Güncelleme Tarihi:
‘Hasankeyf'i Yaşatma Girişimi', tarihi ilçeyi sular altında bıracak Ilısu Baraj'ına kredi sağlayacak Almanya, Avusturya ve İsviçre'ye tepki gösterdi. Bu ülkelerin kredi vermemesi halinde barajın gerçekleşmesinin memkün olmayacağını belirten Hasankeyf'i Yaşatma Girişimi, üyeleri yazılı açıklama yaptı. Açıklamada, Dicle Nehri üzerinde planlanan Ilısu Barajı ve Hidroelektrik Santralı'nın dış ülkelerin doğrudan katkılarıyla yapılmak istendiği, finansmanı konusunda önümüzdeki günlerde nihai imzalar atılabileceği belirtildi. Açıklamada şöyle denildi:
“Son imzalar Almanya, İsviçre ve Avusturya hükümetleri, bankalar ve Ilısu konsorsiyumu arasında atılırsa, baraj inşaatın önünde finans engeli kalmamış olacaktır. Hasankeyf'i Yaşatma Girişimi ve değişik sivil toplum kuruluşları yaklaşık iki yıldır Almanya, Avusturya ve İsviçre hükümetlerini kredi teminatı vermeme konusunda genişçe eleştirip protesto ediyor. Buna rağmen bu 3 ülke hükümeti çıkarlarını göz önünde bulundurarak bu imzaları atmayı planlamaktadır. Ilısu Barajı gölün planlandığı bölge uygarlık tarihi açısından son derece önemlidir. Başta olağanüstü doğal bütünlüğe sahip antik kent Hasankeyf olmak üzere, Dicle Vadisi'ndeki yüzlerce arkeolojik sit alanı sular altında kalacaktır. Ilısu Projesi 55 bin kadar insanın yerlerinden göç ettirilip yoksullaştırılmasına, kentlerde ekonomik ve sosyal sorunlar yaşanmasına neden olacaktır. Bölgemiz açısından çok büyük değeri olan ve ayakta kalabilen son büyük nehir eko sistemlerinden Dicle Vadisi zengin bitki örtüsü ve canlı varlıklarıyla yok olacaktır.”

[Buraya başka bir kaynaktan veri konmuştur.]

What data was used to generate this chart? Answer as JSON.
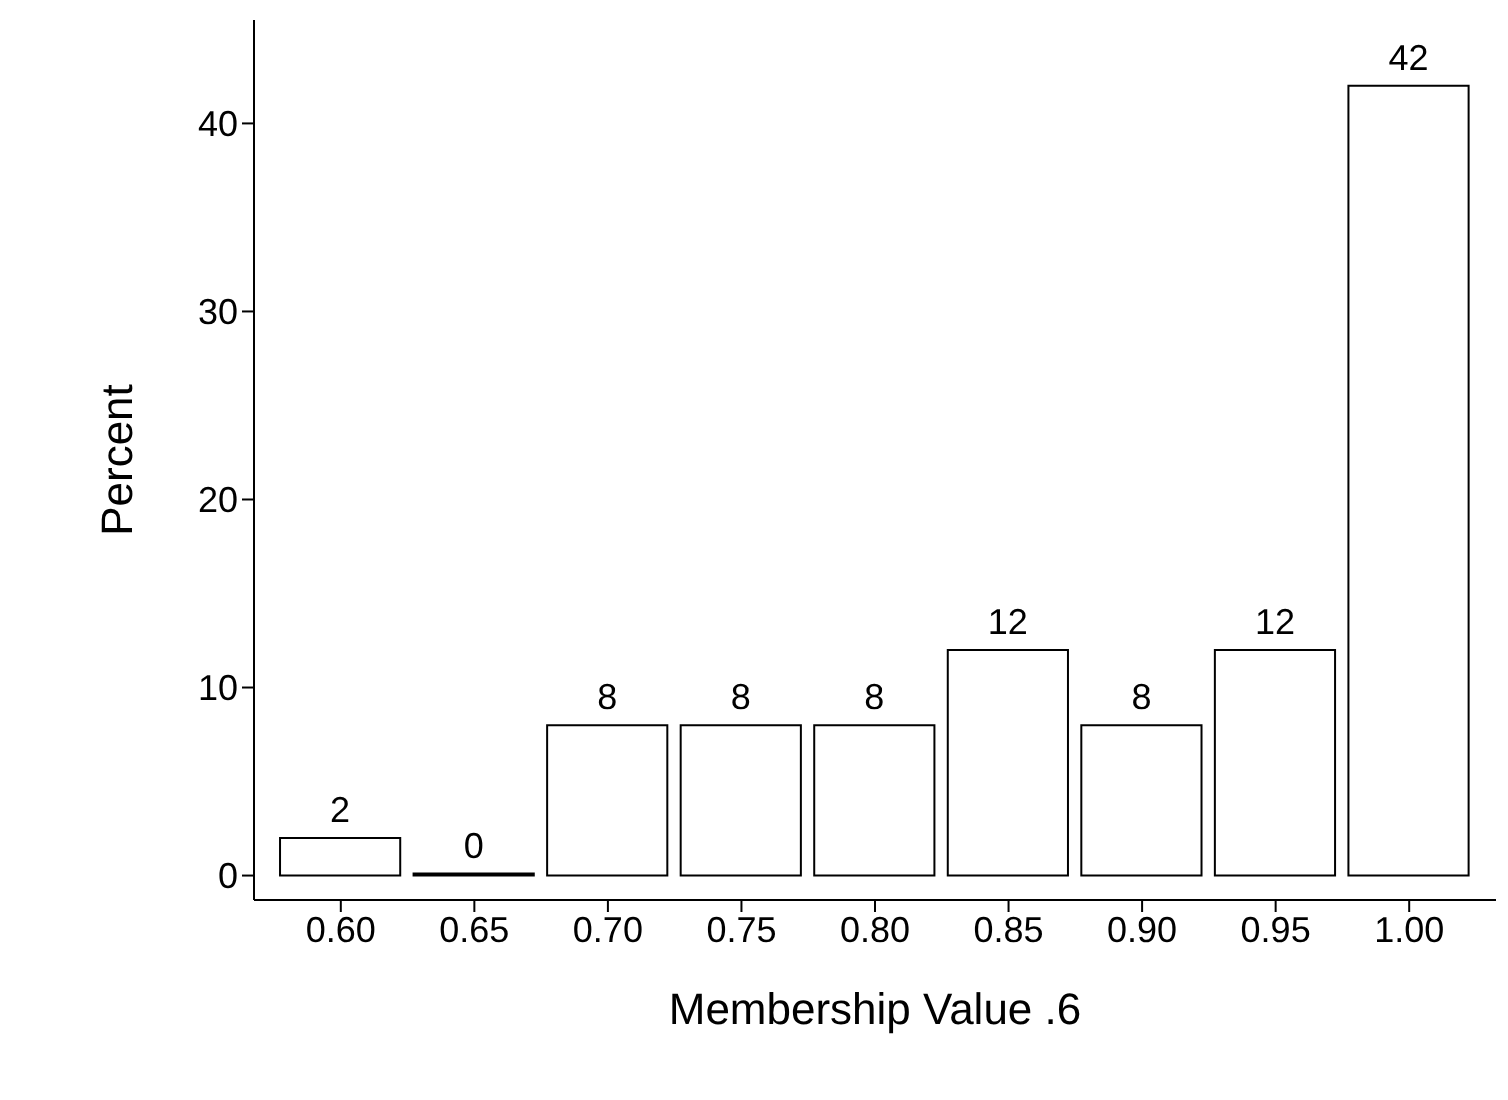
{
  "chart_data": {
    "type": "histogram",
    "xlabel": "Membership Value .6",
    "ylabel": "Percent",
    "bins": [
      0.575,
      0.625,
      0.675,
      0.725,
      0.775,
      0.825,
      0.875,
      0.925,
      0.975,
      1.025
    ],
    "values": [
      2,
      0,
      8,
      8,
      8,
      12,
      8,
      12,
      42
    ],
    "color": "#ffffff",
    "xlim": [
      0.5675,
      1.0325
    ],
    "xticks": [
      {
        "value": 0.6,
        "label": "0.60"
      },
      {
        "value": 0.65,
        "label": "0.65"
      },
      {
        "value": 0.7,
        "label": "0.70"
      },
      {
        "value": 0.75,
        "label": "0.75"
      },
      {
        "value": 0.8,
        "label": "0.80"
      },
      {
        "value": 0.85,
        "label": "0.85"
      },
      {
        "value": 0.9,
        "label": "0.90"
      },
      {
        "value": 0.95,
        "label": "0.95"
      },
      {
        "value": 1.0,
        "label": "1.00"
      }
    ],
    "ylim": [
      -1.3,
      45.5
    ],
    "yticks": [
      0,
      10,
      20,
      30,
      40
    ],
    "data_labels": true,
    "grid": false
  }
}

Hasankeyf'i Yaşatma Girişimi üyeleri ayrıca kesinleştirilmek istenen bu anlaşmayı kınadıklarını belirterek, “Henüz zaman daha geç değilken Almanya, Avusturya ve İsviçre hükümetlerini projeden kredi teminatı çekmelerini ve Avrupalı bankalardan da krediyi vermemelerini talep ediyoruz. Kredi için atılacak imzalar, o ülkelerin tarihlerine kara gün olarak geçecektir. Ilısu projesinin neden olacağı tüm olumsuz sonuçlardan Avrupalı hükümetler, şirketler ve bankalar Türk hükümet ve şirketleri kadar sorumlu olacaktır. Tüm taraflar bilmeli ki bizim mücadelemiz Ilısu projesinin başlamasından sonra da devam edecektir” dedi.